The core inspiration of each film is the power of the song and the series of festivals that unfold around their screenings and live music concerts are a conscientious effort in the spirit of Kabir towards blurring those boundaries.
THE ACROPOLITAN: How has Kabir changed you?
SHABNAM: In so many ways! But one thing I could say is that I have learnt not to be superior as a supposedly secular-minded or spiritual-leaning person. I do not want to presume that I am in a more evolved state than so many religious people who go to the temple or masjid, because that is a world I do not know. Perhaps structured religion and ritual brings order to their lives, and discipline to their practice and they experience things through those forms in ways you and I can never know. So what I delight in now is that I am in no hurry or need to define myself. Earlier I had strong viewpoints. I was a staunch feminist, a leftist with strong views about society and right vs. wrong. But now there is openness in not passing judgments, especially on experiences that I have not been privy to.
And finally of course, all of Kabir’s poetry is an invitation to interrogate yourself sharply, daily, to understand yourself deeply. It makes you aware of your grasping mind, always propelling you towards more and more desires, things, possessions, fame and even knowledge, as futile ways of feeling secure. It has changed my awareness of my self, and at a very micro level, it affects choices I make every day.
THE ACROPOLITAN: What is your advice on how to engage with Kabir, to a treadmill generation who must make a success of everything they do?
SHABNAM: Well, if you are only in it to become a famous Sufi singer, or write clever scholarly books, you have really missed the point of this wisdom altogether. If you are only in it to set up shop as a gateway to this tradition and benefit from it, it makes you no different from the pandit that Kabir castigates in his poetry. But if you allow yourself to become vulnerable to the poems, if you allow them to implicate you, then you’re going somewhere. And the irony is that after all your seeking high and low you will find the answers already there, within you. But even though it is within you, there is enormous effort and tremendous work involved in arriving where you already are.
THE ACROPOLITAN: Is Kabir a necessity for today?
SHABNAM: Yes. Kabir even in his own times was impelled by a sense of urgency or necessity.
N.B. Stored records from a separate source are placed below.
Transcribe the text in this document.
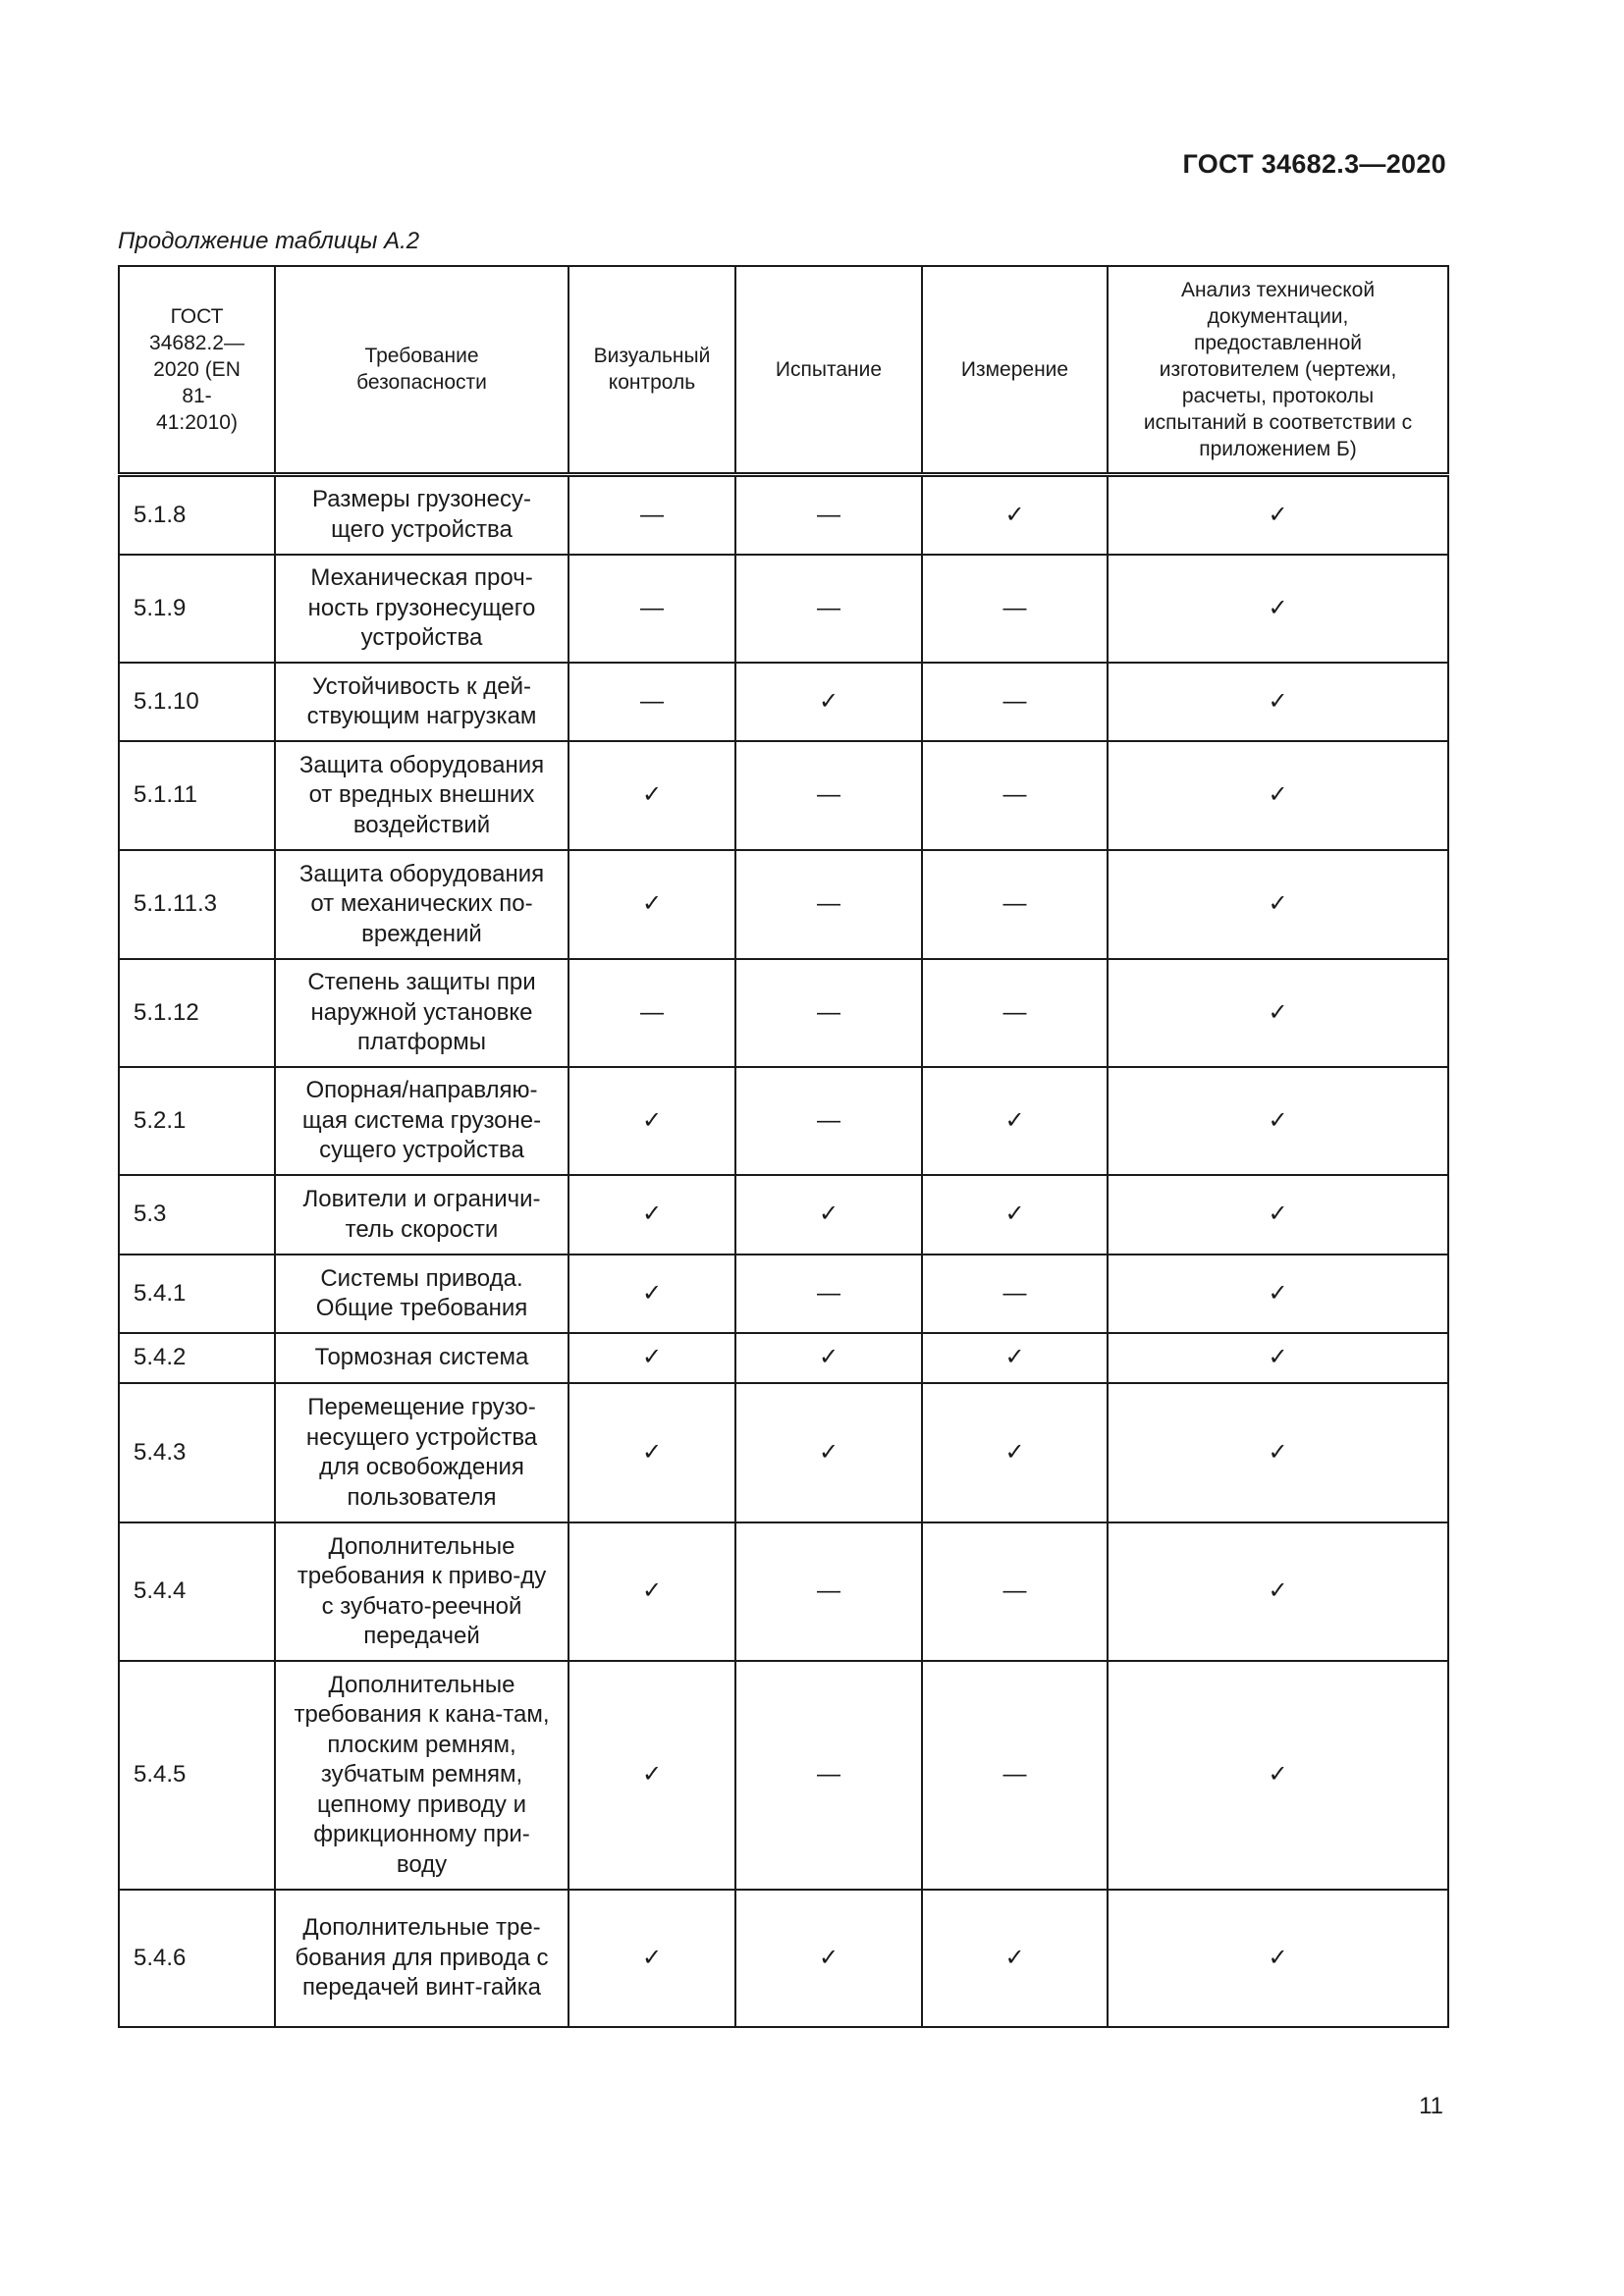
ГОСТ 34682.3—2020
Продолжение таблицы А.2
ГОСТ 34682.2—2020 (EN 81-41:2010)	Требование безопасности	Визуальный контроль	Испытание	Измерение	Анализ технической документации, предоставленной изготовителем (чертежи, расчеты, протоколы испытаний в соответствии с приложением Б)
5.1.8	Размеры грузонесу-щего устройства	—	—	✓	✓
5.1.9	Механическая проч-ность грузонесущего устройства	—	—	—	✓
5.1.10	Устойчивость к дей-ствующим нагрузкам	—	✓	—	✓
5.1.11	Защита оборудования от вредных внешних воздействий	✓	—	—	✓
5.1.11.3	Защита оборудования от механических по-вреждений	✓	—	—	✓
5.1.12	Степень защиты при наружной установке платформы	—	—	—	✓
5.2.1	Опорная/направляю-щая система грузоне-сущего устройства	✓	—	✓	✓
5.3	Ловители и ограничи-тель скорости	✓	✓	✓	✓
5.4.1	Системы привода. Общие требования	✓	—	—	✓
5.4.2	Тормозная система	✓	✓	✓	✓
5.4.3	Перемещение грузо-несущего устройства для освобождения пользователя	✓	✓	✓	✓
5.4.4	Дополнительные требования к приво-ду с зубчато-реечной передачей	✓	—	—	✓
5.4.5	Дополнительные требования к кана-там, плоским ремням, зубчатым ремням, цепному приводу и фрикционному при-воду	✓	—	—	✓
5.4.6	Дополнительные тре-бования для привода с передачей винт-гайка	✓	✓	✓	✓
11
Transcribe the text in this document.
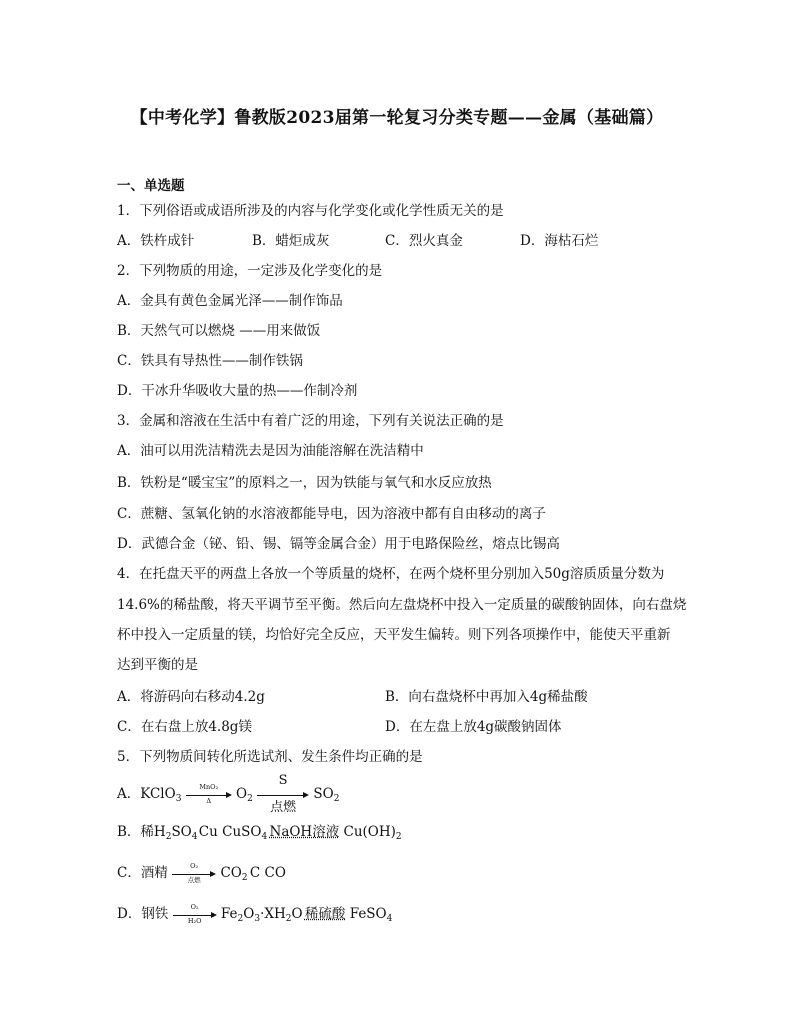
【中考化学】鲁教版2023届第一轮复习分类专题——金属（基础篇）
一、单选题
1．下列俗语或成语所涉及的内容与化学变化或化学性质无关的是
A．铁杵成针	B．蜡炬成灰	C．烈火真金	D．海枯石烂
2．下列物质的用途，一定涉及化学变化的是
A．金具有黄色金属光泽——制作饰品
B．天然气可以燃烧 ——用来做饭
C．铁具有导热性——制作铁锅
D．干冰升华吸收大量的热——作制冷剂
3．金属和溶液在生活中有着广泛的用途，下列有关说法正确的是
A．油可以用洗洁精洗去是因为油能溶解在洗洁精中
B．铁粉是“暖宝宝”的原料之一，因为铁能与氧气和水反应放热
C．蔗糖、氢氧化钠的水溶液都能导电，因为溶液中都有自由移动的离子
D．武德合金（铋、铅、锡、镉等金属合金）用于电路保险丝，熔点比锡高
4．在托盘天平的两盘上各放一个等质量的烧杯，在两个烧杯里分别加入50g溶质质量分数为
14.6%的稀盐酸，将天平调节至平衡。然后向左盘烧杯中投入一定质量的碳酸钠固体，向右盘烧
杯中投入一定质量的镁，均恰好完全反应，天平发生偏转。则下列各项操作中，能使天平重新
达到平衡的是
A．将游码向右移动4.2g	B．向右盘烧杯中再加入4g稀盐酸
C．在右盘上放4.8g镁	D．在左盘上放4g碳酸钠固体
5．下列物质间转化所选试剂、发生条件均正确的是
A．KClO$_3$
MnO₂
Δ	$O_2$
S
点燃
$SO_2$
B．稀$H_2SO_4$ Cu CuSO$_4$ NaOH溶液 $Cu(OH)_2$
C．酒精	O₂
点燃	$CO_2$ C CO
D．钢铁 $\frac{\text{O₂}}{\text{H₂O}} Fe_2O_3\cdot XH_2O$ 稀硫酸 FeSO$_4$
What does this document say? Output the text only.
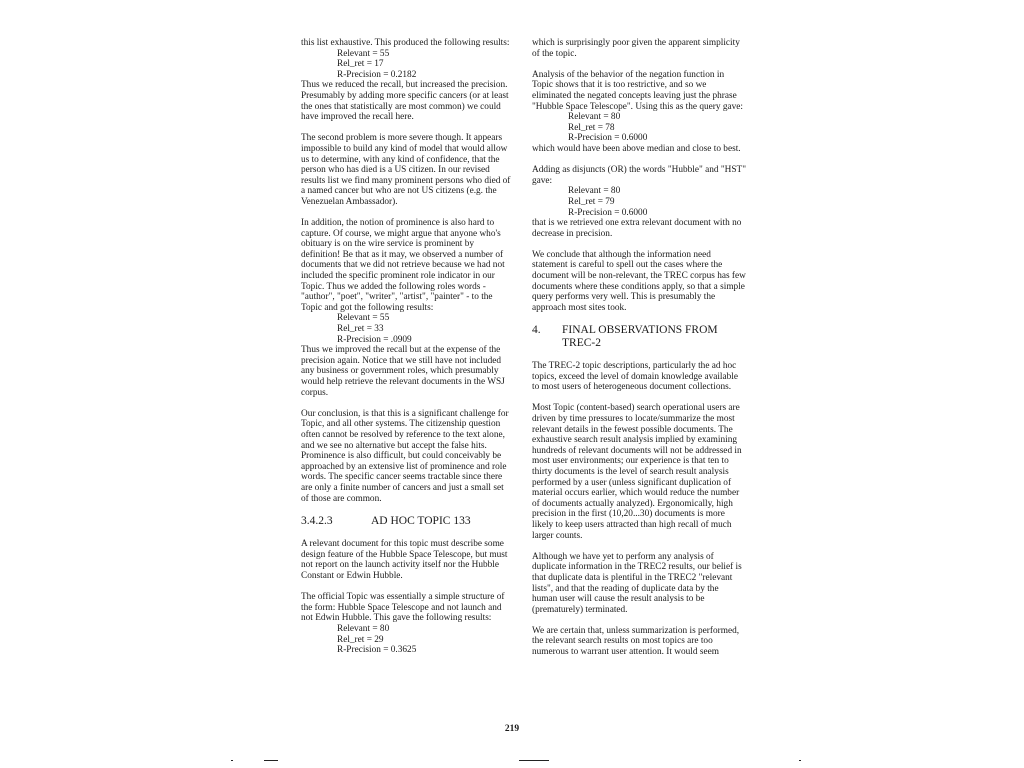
this list exhaustive. This produced the following results:

Relevant = 55

Rel_ret = 17

R-Precision = 0.2182

Thus we reduced the recall, but increased the precision. Presumably by adding more specific cancers (or at least the ones that statistically are most common) we could have improved the recall here.

The second problem is more severe though. It appears impossible to build any kind of model that would allow us to determine, with any kind of confidence, that the person who has died is a US citizen. In our revised results list we find many prominent persons who died of a named cancer but who are not US citizens (e.g. the Venezuelan Ambassador).

In addition, the notion of prominence is also hard to capture. Of course, we might argue that anyone who's obituary is on the wire service is prominent by definition! Be that as it may, we observed a number of documents that we did not retrieve because we had not included the specific prominent role indicator in our Topic. Thus we added the following roles words - "author", "poet", "writer", "artist", "painter" - to the Topic and got the following results:

Relevant = 55

Rel_ret = 33

R-Precision = .0909

Thus we improved the recall but at the expense of the precision again. Notice that we still have not included any business or government roles, which presumably would help retrieve the relevant documents in the WSJ corpus.

Our conclusion, is that this is a significant challenge for Topic, and all other systems. The citizenship question often cannot be resolved by reference to the text alone, and we see no alternative but accept the false hits. Prominence is also difficult, but could conceivably be approached by an extensive list of prominence and role words. The specific cancer seems tractable since there are only a finite number of cancers and just a small set of those are common.

3.4.2.3	AD HOC TOPIC 133

A relevant document for this topic must describe some design feature of the Hubble Space Telescope, but must not report on the launch activity itself nor the Hubble Constant or Edwin Hubble.

The official Topic was essentially a simple structure of the form: Hubble Space Telescope and not launch and not Edwin Hubble. This gave the following results:

Relevant = 80

Rel_ret = 29

R-Precision = 0.3625

which is surprisingly poor given the apparent simplicity of the topic.

Analysis of the behavior of the negation function in Topic shows that it is too restrictive, and so we eliminated the negated concepts leaving just the phrase "Hubble Space Telescope". Using this as the query gave:

Relevant = 80

Rel_ret = 78

R-Precision = 0.6000

which would have been above median and close to best.

Adding as disjuncts (OR) the words "Hubble" and "HST" gave:

Relevant = 80

Rel_ret = 79

R-Precision = 0.6000

that is we retrieved one extra relevant document with no decrease in precision.

We conclude that although the information need statement is careful to spell out the cases where the document will be non-relevant, the TREC corpus has few documents where these conditions apply, so that a simple query performs very well. This is presumably the approach most sites took.

4.	FINAL OBSERVATIONS FROM TREC-2

The TREC-2 topic descriptions, particularly the ad hoc topics, exceed the level of domain knowledge available to most users of heterogeneous document collections.

Most Topic (content-based) search operational users are driven by time pressures to locate/summarize the most relevant details in the fewest possible documents. The exhaustive search result analysis implied by examining hundreds of relevant documents will not be addressed in most user environments; our experience is that ten to thirty documents is the level of search result analysis performed by a user (unless significant duplication of material occurs earlier, which would reduce the number of documents actually analyzed). Ergonomically, high precision in the first (10,20...30) documents is more likely to keep users attracted than high recall of much larger counts.

Although we have yet to perform any analysis of duplicate information in the TREC2 results, our belief is that duplicate data is plentiful in the TREC2 "relevant lists", and that the reading of duplicate data by the human user will cause the result analysis to be (prematurely) terminated.

We are certain that, unless summarization is performed, the relevant search results on most topics are too numerous to warrant user attention. It would seem

219
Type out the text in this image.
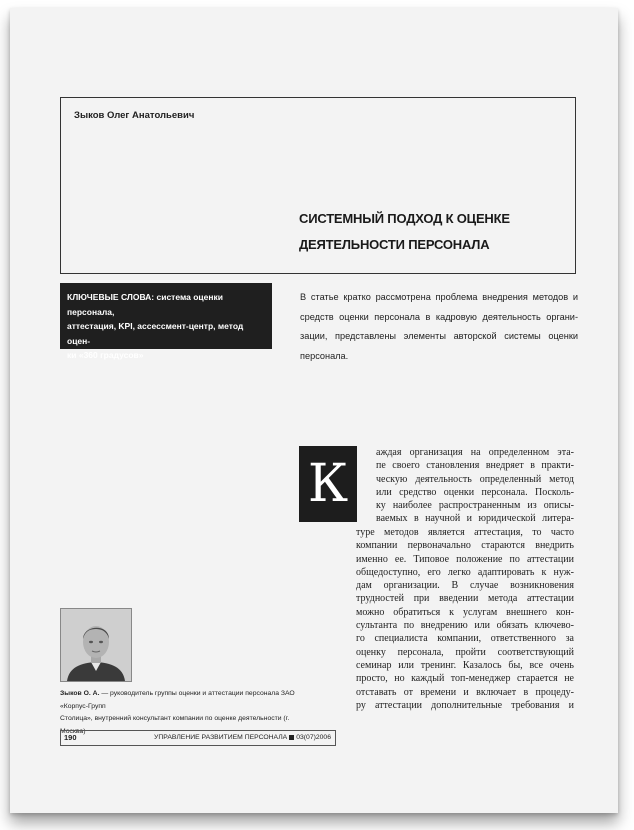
Зыков Олег Анатольевич
СИСТЕМНЫЙ ПОДХОД К ОЦЕНКЕ
ДЕЯТЕЛЬНОСТИ ПЕРСОНАЛА
КЛЮЧЕВЫЕ СЛОВА: система оценки персонала,
аттестация, KPI, ассессмент-центр, метод оцен-
ки «360 градусов»
В статье кратко рассмотрена проблема внедрения методов и
средств оценки персонала в кадровую деятельность органи-
зации, представлены элементы авторской системы оценки
персонала.
К
аждая организация на определенном эта-
пе своего становления внедряет в практи-
ческую деятельность определенный метод
или средство оценки персонала. Посколь-
ку наиболее распространенным из описы-
ваемых в научной и юридической литера-
туре методов является аттестация, то часто
компании первоначально стараются внедрить
именно ее. Типовое положение по аттестации
общедоступно, его легко адаптировать к нуж-
дам организации. В случае возникновения
трудностей при введении метода аттестации
можно обратиться к услугам внешнего кон-
сультанта по внедрению или обязать ключево-
го специалиста компании, ответственного за
оценку персонала, пройти соответствующий
семинар или тренинг. Казалось бы, все очень
просто, но каждый топ-менеджер старается не
отставать от времени и включает в процеду-
ру аттестации дополнительные требования и
Зыков О. А. — руководитель группы оценки и аттестации персонала ЗАО «Корпус-Групп
Столица», внутренний консультант компании по оценке деятельности (г. Москва)
190	УПРАВЛЕНИЕ РАЗВИТИЕМ ПЕРСОНАЛА 03(07)2006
He had a strong urge to communicate his insights, his inspirations. “Suno bhai sadho,” he called out, “Listen, oh seekers!” In one song he likens the truth or wisdom to a healing herb. “Come, everybody, take from it, and share it. The more you share, the more there is.”
So taking the cue from him, I would say that this knowledge stream should not be dammed, through orthodoxy, fundamentalism, punditry, borders, copyrights, or whatever! It is flowing for several hundreds of years and we are inspired to drink from it, and to share it further, as widely as possible. There are so many voices in this stream. Kabir is only one among them. Let’s listen then, to these Sufis, bhaktas and Bauls. They tell us many wondrous things. They encourage us to connect with our non-selves, to avoid self-righteousness. They can put us on the path to harmonious living, with our selves and with each other.